International career
- 1967–1975: Japan / 19 / (0)

Medal record
Toyo Industries
| Winner | Japan Soccer League | 1965 |
| Winner | Japan Soccer League | 1966 |
| Winner | Japan Soccer League | 1967 |
| Winner | Japan Soccer League | 1968 |
| Winner | Japan Soccer League | 1970 |
| Runner-up | Japan Soccer League | 1969 |
| Winner | Emperor's Cup | 1965 |
| Winner | Emperor's Cup | 1967 |
| Winner | Emperor's Cup | 1969 |
| Runner-up | Emperor's Cup | 1966 |
| Runner-up | Emperor's Cup | 1970 |

= Koji Funamoto =

Japanese footballer

Koji Funamoto (船本 幸路, Funamoto Koji) is a former Japanese football player. He played for Japan national team.

==Youth career==
Funamoto was born in Hiroshima on August 12, 1942. He played for Hiroshima University High School from 1958 to 1960. He and teammates Aritatsu Ogi, Yasuyuki Kuwahara, Takayuki Kuwata, Kensei Mizote, and Sonkyo Nomura became locally famous together by leading their school to a second-place finish in the All Japan High School Soccer Tournament in 1959. Ogi, Kuwahara, Funamoto, and Mizote carried the team to the quarterfinals of this tournament in 1960. Funamoto moved on to club football immediately after high school, while Ogi, Kuwahara, and Kuwata would play four years at Chuo University before joining Funamoto in club play with Toyo Industries.

==Club career==
Funamoto joined the Toyo Industries in 1961. Toyo then won the National Sports Festival football tournament in 1962 and were Emperor's Cup semifinalists (1961, 1962) and quarterfinalists (1963) with Funamoto at goalkeeper. In 1965, the club became an inaugural member of the newly formed Japan Soccer League (JSL), the first national league of soccer clubs in Japan. He remained with the club for 11 seasons in the JSL until his retirement in 1975. In 11 seasons, he played all matches, 166 matches in the league.

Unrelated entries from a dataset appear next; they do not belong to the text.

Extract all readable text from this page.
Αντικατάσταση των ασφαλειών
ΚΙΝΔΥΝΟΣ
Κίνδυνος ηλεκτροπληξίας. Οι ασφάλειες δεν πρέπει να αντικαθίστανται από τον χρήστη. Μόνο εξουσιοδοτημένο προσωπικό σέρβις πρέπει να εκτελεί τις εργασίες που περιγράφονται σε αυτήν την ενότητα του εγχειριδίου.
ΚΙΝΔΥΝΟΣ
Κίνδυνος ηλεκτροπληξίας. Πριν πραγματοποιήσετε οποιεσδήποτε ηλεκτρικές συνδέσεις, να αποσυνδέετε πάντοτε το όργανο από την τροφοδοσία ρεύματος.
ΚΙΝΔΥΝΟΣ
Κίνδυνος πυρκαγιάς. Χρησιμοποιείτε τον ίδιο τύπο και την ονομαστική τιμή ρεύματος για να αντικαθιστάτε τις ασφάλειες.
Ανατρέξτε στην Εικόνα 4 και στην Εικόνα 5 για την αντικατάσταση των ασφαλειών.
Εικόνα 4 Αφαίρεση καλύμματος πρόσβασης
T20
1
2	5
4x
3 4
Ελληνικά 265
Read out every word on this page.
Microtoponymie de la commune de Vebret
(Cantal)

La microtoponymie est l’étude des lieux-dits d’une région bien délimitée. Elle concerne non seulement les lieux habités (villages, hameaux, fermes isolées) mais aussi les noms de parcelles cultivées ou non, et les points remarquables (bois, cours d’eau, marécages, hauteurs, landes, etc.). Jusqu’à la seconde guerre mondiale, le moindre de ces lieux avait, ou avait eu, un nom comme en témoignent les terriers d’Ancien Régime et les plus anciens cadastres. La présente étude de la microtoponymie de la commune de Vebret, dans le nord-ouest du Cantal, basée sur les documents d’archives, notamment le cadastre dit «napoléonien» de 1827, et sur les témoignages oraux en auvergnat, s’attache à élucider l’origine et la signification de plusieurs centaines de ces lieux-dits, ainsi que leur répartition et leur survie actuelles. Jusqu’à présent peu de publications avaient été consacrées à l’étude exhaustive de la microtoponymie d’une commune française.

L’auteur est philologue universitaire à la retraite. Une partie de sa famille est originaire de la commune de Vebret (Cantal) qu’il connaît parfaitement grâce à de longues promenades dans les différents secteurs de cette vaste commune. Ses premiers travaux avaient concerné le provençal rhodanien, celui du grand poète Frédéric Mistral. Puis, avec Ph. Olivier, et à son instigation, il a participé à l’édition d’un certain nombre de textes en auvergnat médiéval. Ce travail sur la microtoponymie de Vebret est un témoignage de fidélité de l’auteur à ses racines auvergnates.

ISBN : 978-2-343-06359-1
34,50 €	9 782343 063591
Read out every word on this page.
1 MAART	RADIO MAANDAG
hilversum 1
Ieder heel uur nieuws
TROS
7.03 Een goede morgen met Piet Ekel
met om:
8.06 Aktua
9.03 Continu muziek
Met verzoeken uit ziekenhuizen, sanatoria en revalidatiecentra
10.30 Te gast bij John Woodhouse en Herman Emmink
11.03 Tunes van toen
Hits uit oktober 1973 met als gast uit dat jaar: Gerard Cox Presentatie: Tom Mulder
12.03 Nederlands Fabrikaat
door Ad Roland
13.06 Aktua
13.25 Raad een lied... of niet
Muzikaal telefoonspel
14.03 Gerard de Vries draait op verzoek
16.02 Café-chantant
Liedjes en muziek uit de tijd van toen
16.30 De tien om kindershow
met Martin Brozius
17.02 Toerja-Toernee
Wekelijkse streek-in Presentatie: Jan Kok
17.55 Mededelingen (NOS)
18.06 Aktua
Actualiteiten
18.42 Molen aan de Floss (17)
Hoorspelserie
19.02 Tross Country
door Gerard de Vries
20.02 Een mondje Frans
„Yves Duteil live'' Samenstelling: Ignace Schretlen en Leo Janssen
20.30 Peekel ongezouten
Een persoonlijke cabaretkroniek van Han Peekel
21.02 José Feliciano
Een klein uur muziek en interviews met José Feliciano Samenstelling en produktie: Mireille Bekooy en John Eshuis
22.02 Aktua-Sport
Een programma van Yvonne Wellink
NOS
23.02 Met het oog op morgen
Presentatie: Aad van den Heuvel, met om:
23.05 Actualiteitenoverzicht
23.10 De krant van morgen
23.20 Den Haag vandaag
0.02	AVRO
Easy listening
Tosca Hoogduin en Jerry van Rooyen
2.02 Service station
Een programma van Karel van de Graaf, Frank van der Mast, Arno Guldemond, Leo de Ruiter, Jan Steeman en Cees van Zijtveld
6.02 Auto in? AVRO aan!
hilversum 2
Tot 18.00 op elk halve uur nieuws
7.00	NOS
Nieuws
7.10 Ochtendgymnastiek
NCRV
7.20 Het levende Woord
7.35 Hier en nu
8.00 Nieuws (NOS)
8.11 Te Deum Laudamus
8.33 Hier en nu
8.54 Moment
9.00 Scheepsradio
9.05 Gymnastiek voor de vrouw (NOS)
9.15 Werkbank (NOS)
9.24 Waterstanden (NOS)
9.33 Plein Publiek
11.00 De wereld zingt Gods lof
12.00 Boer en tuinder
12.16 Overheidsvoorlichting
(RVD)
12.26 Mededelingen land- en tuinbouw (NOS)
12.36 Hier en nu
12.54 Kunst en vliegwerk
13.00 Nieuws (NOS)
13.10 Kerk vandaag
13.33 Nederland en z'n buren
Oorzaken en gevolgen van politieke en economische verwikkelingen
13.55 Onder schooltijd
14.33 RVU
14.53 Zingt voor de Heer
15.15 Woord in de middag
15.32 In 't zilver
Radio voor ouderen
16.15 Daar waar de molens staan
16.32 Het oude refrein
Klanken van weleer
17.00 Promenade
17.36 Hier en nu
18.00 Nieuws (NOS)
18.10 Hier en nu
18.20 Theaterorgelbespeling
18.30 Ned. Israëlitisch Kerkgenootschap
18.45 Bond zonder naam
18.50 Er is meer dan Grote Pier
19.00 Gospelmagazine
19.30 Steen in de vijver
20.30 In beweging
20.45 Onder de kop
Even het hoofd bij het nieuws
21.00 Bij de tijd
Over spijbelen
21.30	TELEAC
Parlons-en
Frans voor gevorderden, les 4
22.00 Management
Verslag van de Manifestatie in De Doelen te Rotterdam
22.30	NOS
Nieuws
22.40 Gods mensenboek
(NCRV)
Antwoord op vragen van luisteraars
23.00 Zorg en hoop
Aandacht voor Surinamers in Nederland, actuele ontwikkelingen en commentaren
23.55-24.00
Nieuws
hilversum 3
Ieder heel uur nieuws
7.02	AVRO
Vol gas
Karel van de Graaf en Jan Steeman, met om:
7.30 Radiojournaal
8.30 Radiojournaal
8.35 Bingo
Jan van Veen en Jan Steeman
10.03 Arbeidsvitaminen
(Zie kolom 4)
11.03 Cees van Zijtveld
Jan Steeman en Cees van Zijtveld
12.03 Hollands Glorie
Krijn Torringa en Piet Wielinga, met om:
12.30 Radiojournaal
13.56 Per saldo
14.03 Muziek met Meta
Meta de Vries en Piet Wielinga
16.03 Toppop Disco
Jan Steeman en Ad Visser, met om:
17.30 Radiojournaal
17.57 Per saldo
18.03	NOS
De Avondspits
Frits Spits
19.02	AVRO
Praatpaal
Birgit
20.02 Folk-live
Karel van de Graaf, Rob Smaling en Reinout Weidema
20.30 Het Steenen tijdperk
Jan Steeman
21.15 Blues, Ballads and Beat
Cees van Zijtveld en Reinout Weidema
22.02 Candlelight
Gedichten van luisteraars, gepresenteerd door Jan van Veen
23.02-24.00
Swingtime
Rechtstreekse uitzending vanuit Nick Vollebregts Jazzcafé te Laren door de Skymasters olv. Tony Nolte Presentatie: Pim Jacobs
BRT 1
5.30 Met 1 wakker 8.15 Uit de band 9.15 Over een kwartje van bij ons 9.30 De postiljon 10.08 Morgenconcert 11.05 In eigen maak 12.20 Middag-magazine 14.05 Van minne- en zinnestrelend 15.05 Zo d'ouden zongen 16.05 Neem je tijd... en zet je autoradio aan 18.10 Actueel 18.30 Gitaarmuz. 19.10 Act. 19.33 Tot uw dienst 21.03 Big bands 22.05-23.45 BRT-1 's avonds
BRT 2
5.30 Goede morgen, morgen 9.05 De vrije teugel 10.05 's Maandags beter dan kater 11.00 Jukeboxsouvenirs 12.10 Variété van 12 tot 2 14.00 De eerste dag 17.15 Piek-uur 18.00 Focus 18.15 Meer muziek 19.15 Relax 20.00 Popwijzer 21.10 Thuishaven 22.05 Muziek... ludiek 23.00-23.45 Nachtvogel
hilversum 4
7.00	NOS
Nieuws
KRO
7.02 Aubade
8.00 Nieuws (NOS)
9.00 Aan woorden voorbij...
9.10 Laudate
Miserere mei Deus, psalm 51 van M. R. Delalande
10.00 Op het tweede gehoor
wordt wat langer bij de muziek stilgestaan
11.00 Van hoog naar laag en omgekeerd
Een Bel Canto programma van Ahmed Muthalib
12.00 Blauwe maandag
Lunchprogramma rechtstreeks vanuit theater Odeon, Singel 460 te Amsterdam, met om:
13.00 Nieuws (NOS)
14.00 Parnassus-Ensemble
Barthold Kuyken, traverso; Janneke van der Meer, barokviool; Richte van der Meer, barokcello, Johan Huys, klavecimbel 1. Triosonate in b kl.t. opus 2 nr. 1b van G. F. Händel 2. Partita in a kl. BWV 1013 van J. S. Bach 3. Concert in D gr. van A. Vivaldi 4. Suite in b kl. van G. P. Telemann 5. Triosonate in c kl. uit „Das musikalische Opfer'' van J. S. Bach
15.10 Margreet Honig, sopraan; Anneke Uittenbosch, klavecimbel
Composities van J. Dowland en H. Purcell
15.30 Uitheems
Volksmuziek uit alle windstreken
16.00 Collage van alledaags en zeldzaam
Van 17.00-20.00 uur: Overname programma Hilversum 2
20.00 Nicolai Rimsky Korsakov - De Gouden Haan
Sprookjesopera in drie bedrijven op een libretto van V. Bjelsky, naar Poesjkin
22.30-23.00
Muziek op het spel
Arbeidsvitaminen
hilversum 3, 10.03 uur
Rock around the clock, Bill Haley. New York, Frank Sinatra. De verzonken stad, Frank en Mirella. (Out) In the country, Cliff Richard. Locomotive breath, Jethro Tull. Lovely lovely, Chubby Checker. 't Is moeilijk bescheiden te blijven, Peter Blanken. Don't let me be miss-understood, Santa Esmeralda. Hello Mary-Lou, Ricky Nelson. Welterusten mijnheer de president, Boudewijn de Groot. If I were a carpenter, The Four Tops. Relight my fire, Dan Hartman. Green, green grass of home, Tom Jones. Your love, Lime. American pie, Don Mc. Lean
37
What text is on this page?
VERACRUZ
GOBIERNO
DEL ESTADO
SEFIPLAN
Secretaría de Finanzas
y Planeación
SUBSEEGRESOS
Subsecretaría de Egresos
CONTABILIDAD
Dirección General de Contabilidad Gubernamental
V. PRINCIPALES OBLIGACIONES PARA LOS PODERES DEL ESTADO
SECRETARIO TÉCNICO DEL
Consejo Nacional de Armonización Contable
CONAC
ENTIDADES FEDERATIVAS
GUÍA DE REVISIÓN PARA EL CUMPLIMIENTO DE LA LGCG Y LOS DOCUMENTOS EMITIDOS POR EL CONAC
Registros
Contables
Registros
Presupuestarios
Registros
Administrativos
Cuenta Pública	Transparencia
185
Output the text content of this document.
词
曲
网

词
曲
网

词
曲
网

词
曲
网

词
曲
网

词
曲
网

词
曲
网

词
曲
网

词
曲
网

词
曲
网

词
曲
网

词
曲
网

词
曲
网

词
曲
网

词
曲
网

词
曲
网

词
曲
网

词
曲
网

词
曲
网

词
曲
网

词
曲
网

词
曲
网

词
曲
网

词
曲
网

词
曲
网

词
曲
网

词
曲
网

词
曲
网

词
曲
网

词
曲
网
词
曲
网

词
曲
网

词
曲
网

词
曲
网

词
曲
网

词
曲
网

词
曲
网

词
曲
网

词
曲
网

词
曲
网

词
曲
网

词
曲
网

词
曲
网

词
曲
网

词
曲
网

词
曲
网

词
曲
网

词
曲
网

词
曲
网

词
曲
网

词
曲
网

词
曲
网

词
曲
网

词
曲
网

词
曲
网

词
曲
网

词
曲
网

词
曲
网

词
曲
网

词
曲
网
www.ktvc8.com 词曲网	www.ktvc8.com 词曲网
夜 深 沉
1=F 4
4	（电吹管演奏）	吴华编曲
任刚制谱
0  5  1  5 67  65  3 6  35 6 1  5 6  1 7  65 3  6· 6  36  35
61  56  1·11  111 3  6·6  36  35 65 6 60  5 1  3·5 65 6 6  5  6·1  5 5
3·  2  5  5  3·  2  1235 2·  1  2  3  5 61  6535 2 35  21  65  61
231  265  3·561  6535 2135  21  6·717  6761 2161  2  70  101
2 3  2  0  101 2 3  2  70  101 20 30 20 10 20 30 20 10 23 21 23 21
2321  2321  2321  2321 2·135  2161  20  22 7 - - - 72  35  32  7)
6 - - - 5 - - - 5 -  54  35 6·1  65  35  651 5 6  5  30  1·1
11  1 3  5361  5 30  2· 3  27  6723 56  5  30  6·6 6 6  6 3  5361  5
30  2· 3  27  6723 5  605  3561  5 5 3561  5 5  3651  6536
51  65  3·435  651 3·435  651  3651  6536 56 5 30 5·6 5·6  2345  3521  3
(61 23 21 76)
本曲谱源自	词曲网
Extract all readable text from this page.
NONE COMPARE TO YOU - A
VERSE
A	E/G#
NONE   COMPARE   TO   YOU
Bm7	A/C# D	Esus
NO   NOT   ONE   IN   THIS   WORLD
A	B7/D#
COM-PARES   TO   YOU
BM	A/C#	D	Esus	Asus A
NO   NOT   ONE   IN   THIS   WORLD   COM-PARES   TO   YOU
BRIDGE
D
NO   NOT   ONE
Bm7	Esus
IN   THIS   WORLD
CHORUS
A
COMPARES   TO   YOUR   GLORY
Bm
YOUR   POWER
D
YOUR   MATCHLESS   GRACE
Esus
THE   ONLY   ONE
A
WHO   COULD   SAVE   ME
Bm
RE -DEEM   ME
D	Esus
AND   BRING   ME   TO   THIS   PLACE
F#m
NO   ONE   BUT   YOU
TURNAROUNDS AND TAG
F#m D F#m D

With Funamoto and his former high school teammates, Toyo dominated the JSL for the first six years, winning the championship five times (1965, 1966, 1967, 1968, 1970) and placing second once (1969). The club won the Emperor's Cup three times (1965, 1967, 1969) during this period and finished third in the Asian Club Championship in 1969. As goalkeeper, Funamoto played a critical role on Toyo's early success in the JSL when they won 75 of their first 112 matches (67%), allowing opponents just 87 goals. He was named goalkeeper of the year in the JSL in 1970. The golden era of Hiroshima football then came to an end over the next three years when the club won 15 of 54 matches (28%), while allowing 82 goals.

==National team career==
In September 1967, Funamoto was selected Japan national team for 1968 Summer Olympics qualification. At this qualification, on September 27, he debuted against Philippines. He shared goalkeeping duties with two-time Olympian, Kenzo Yokoyama, on the Japan national team from 1967 to 1975. Funamoto appeared in 19 matches, 17 as a starter and 2 as a substitute, shutting out opponents 5 times. He allowed 25 goals, while the Japan team went 9-8-2 (W-L-D). He played in the Pestabola Merdeka (1970, 1972, 1975), Asian Games (1970), AFC Asian Cup qualifiers (1975), Olympic Games qualifiers (1967), and FIFA World Cup qualifiers (1969, 1973) during his International career.

==After retirement==
Funamoto retired after the 1975 season after 15 years with Toyo Industries and 11 years in the JSL. He served as goalkeeper coach from 1975 to 1980 for Toyo Industries and for the Japan national team from 1979 to 1980. He lectured at the Mazda soccer school from 1981 to 2007. His proteges included Kenichi Uemura, Kenji Wakai, and Masaaki Toma. He worked in the Mazda business office until his retirement.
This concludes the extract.